The odd shae of this graph shows our outliers, it appears we may have a couple of low values and one very high value. We can further examine this using a boxplot.

#use the base r boxplot function to plot a boxplot of the age column
boxplot(mht_data$What.is.your.age.) 

The benefit of the boxplot if we can see the outliers (defined by the hollow circles) and we can identify we have 1 value greater than 300, 1 greater than 100 and one very small value. Personally, this is my preferred method to identify outliers.

Dealing with outliers

Now we understand where our outliers are siting we can look to handle them. One option, is to try and correct these values. In our case, this is not possible but if, for example, paper copies of the records were available these could be double checked and new values entered. However in our case, we are going to remove the values that are not plausible.

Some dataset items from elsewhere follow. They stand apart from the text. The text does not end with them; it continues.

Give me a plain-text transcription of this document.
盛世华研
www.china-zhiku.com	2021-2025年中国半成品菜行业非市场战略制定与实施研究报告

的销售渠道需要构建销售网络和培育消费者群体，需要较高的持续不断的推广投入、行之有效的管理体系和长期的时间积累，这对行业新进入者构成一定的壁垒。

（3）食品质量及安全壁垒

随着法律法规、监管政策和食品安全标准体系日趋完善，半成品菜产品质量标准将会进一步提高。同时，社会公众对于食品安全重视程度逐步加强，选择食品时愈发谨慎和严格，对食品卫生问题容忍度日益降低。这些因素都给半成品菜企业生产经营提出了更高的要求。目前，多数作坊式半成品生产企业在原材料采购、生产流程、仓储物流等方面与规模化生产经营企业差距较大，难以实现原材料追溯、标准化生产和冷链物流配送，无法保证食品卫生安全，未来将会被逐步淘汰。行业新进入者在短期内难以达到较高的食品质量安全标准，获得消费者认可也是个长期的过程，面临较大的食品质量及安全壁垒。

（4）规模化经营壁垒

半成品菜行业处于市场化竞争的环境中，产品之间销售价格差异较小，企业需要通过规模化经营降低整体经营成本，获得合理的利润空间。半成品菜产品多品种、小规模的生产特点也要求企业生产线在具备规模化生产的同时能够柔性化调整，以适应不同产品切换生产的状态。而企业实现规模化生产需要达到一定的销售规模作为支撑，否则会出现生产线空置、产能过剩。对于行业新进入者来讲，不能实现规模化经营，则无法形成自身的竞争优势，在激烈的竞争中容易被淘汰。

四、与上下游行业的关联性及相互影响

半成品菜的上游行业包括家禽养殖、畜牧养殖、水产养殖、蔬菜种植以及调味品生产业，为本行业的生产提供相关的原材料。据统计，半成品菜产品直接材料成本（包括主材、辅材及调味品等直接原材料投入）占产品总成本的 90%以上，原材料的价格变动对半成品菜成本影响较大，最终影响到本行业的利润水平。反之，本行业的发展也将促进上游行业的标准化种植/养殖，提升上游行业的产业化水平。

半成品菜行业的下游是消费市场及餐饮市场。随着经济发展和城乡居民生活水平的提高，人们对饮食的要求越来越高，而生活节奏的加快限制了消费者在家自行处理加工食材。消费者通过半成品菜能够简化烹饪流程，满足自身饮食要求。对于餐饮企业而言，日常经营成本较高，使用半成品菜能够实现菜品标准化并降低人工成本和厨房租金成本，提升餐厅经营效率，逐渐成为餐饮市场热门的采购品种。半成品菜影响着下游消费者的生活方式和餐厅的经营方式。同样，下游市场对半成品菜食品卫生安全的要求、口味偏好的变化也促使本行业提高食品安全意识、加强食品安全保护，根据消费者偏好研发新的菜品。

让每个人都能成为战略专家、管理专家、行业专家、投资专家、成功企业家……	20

#remove values that are not plausible
#count how many rows are left
mht_data %>%
  filter(What.is.your.age. <100 & What.is.your.age. >= 18) %>%
  nrow()

## [1] 1157

We can see that by filtering our data to be less than 100 and older than 18 we lose 276 records. We may decide, based on an average retirement age of 70 we could further filter the data to include only records with this value.

#remove values that are not plausible
#count how many rows are left
mht_data %>%
  filter(What.is.your.age. <= 70 & What.is.your.age. >= 18) %>%
  nrow()

## [1] 1155

We can see that this only removes an additional 2 records making this choice likely best for this particular dataset.

It is always difficult to decide whether a value is low/high, or an outlier. In our case, we can justify our decision based on biology (people do not work past 100 very often if at all) and then retirement age (it is unlikely anyone works past 70). However, when such justification is not possible a rule of thumb that is often used is ±3 standard deviations. This value is not set in stone and other values can, and have, been used previously.